I calculated its loss based on the fact that the damage had not occurred. The claim was calculated as lost gross profit for a period of five years after the occurrence, based on the average gross profit in the five-year period before the action.
The court found that I's calculation principles were qualified as the basis of the statement of loss in a case such as the present, where it will be subject to insurmountable difficulties to ascribe a specific loss of turnover to specific customers or employees. The court found, however, that a number of circumstances should result in a significant reduction of the loss calculated by I.
According to an aggregate estimate of the market interruption and the loss that S' unlawful conduct had imposed on I, the court ordered S to pay compensation of DKK 15 million with the addition of interest and legal costs of approx.
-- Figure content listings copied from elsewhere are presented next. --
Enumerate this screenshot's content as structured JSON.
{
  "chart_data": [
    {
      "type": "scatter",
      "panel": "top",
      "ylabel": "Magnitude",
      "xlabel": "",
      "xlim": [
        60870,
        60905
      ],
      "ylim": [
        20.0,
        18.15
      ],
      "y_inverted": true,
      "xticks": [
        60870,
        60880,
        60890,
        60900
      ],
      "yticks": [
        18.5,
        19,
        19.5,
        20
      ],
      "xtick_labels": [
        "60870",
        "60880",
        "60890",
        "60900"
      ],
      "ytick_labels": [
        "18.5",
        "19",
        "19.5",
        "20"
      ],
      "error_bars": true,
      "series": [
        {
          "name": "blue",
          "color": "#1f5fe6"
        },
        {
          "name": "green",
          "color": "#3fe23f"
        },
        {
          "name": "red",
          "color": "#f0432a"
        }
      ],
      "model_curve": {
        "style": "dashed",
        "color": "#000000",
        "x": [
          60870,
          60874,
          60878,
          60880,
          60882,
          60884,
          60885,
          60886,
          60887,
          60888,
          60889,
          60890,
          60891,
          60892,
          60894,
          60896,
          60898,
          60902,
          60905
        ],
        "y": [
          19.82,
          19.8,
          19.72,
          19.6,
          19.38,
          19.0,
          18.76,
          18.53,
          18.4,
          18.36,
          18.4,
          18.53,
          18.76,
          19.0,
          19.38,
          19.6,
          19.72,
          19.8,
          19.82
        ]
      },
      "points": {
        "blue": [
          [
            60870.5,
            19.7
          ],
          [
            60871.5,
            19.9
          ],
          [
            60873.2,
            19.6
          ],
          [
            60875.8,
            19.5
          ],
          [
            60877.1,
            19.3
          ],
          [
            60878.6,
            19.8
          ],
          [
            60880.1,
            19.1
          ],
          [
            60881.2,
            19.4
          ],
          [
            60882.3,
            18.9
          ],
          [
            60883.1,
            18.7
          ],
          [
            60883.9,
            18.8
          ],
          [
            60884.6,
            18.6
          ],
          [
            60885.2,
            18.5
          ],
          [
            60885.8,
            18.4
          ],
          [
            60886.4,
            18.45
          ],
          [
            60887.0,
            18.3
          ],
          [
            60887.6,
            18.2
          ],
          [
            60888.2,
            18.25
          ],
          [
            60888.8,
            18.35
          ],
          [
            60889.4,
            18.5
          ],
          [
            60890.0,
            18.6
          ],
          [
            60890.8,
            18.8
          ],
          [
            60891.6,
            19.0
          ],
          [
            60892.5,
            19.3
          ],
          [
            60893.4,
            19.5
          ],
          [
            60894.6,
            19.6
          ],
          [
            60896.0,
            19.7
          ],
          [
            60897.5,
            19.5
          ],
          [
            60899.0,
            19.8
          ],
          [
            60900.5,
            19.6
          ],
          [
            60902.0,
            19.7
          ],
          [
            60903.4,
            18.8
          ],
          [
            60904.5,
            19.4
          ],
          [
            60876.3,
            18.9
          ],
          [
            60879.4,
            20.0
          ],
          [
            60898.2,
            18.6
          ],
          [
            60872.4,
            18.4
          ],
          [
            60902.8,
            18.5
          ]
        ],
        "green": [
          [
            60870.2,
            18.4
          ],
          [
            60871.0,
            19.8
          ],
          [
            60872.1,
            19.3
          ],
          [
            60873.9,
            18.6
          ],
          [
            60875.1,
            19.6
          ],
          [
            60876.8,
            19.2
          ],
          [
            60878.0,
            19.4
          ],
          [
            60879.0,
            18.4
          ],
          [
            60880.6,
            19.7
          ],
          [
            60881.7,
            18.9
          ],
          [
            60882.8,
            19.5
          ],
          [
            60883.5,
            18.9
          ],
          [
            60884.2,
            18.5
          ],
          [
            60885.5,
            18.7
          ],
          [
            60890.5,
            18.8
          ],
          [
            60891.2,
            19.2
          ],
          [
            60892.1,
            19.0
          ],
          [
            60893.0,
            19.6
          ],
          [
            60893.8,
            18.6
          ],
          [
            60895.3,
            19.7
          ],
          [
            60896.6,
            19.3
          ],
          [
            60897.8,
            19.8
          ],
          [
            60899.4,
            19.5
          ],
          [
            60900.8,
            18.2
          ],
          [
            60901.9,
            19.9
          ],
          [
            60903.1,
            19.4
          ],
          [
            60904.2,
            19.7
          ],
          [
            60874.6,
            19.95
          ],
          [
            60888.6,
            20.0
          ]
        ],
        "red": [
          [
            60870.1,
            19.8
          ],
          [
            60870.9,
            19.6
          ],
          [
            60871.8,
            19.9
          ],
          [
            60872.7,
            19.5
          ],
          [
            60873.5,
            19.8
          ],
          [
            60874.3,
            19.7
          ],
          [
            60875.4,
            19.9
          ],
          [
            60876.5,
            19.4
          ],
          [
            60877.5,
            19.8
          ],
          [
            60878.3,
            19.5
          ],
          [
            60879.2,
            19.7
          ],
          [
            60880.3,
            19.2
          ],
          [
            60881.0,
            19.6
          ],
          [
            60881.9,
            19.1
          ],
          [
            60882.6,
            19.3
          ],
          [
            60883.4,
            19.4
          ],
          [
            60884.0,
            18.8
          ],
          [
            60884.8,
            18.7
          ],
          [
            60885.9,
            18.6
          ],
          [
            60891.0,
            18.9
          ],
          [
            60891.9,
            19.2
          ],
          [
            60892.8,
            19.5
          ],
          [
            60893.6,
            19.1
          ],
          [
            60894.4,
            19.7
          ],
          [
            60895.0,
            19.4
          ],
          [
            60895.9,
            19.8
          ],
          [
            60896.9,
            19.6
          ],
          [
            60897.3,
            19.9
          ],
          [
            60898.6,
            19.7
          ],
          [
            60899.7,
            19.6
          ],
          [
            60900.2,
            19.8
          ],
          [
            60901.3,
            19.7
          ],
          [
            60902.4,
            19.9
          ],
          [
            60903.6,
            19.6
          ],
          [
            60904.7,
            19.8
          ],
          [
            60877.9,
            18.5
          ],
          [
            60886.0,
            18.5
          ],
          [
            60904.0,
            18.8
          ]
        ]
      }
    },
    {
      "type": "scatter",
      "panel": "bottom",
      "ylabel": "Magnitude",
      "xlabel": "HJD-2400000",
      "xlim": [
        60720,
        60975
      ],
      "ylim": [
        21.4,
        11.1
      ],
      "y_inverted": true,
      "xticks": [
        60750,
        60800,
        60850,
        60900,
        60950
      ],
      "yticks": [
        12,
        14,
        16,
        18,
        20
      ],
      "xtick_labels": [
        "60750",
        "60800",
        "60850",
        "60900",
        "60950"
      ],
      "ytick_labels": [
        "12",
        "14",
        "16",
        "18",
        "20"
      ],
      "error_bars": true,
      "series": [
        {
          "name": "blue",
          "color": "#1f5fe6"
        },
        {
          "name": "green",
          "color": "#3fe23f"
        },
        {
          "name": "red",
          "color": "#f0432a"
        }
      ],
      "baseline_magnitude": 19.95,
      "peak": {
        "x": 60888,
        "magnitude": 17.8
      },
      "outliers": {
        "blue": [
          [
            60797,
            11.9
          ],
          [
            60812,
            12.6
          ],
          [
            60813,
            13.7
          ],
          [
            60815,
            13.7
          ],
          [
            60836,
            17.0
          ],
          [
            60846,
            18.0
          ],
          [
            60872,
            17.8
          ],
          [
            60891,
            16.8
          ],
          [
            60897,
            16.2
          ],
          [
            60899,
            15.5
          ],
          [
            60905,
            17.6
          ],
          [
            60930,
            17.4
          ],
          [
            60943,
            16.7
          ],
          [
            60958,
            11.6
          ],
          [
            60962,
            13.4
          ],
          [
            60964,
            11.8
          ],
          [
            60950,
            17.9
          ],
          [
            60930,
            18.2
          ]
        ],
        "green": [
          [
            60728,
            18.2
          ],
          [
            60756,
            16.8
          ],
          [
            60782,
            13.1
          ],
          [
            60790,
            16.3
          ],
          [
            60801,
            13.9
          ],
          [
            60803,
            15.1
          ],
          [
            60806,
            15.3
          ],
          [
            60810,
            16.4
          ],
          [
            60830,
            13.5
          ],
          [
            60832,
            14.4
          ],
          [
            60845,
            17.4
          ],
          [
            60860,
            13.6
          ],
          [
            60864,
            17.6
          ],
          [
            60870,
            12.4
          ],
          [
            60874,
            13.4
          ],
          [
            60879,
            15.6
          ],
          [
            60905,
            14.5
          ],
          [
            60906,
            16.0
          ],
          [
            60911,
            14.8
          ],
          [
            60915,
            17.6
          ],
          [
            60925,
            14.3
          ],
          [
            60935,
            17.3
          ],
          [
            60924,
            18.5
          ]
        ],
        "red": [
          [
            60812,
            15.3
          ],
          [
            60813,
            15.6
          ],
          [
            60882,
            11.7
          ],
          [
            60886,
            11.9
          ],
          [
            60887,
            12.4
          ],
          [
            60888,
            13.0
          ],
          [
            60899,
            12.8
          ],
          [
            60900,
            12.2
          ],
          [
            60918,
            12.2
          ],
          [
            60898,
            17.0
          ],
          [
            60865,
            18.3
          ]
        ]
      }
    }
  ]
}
DKK 1,250,000.
The court found that the actions of the regional manager being liable in damages under the Salaried Employees Act had mainly been performed in the interest of S and without the regional manager obtaining any financial advantage in this respect, and that there was thus not sufficient basis to order the regional manager to pay compensation. However, the regional manager was ordered to pay a penalty adjusted downwards under the clauses of his contract of employment.
At the same time, the regional manager succeeded in his claim concerning holiday allowance and compensation of DKK 25,000 because I had passed on information about a police report concerning the regional manager to a third party.
The case is interesting as it concerns a fact - collective employment of a significant number of employees from a competitor - on which there is no important Danish case law.
Irrespective of whether it may be very difficult to define the specific limitations as to when it is allowed to recruit employees from other companies - when the number is significant - the ruling shows that such limitations exist, which are exceeded if a company exploits and encourages the employees to act disloyally for the purpose of gaining a market advantage by way of customers.
As regards the relationship between the former employer and the employee who is undoubtedly acting disloyally, it is interesting that the court does not order the employee to pay compensation despite the very clear basis of liability. In this connection, the court attaches importance to the fact that the employee did not have any financial interest in the competitor's establishment of the business. In addition, it is noted that the agreed penalty, which the court found that the employee should pay under section 36 of the Contracts Act, was adjusted downwards to only two months' salary. This result is somewhat surprising compared to the documented actions. The reason for the downward adjustment is not mentioned in the ruling, and it is therefore not clear to which factors importance was attached, but it must be assumed that it was due to the specific circumstances.
The ruling also provide guidelines in relation to the calculation of losses in a situation like the present where it is very difficult to calculate an actual loss. The court accepted that the loss was calculated as an average decline in the gross sales compared to the income of a preceding period.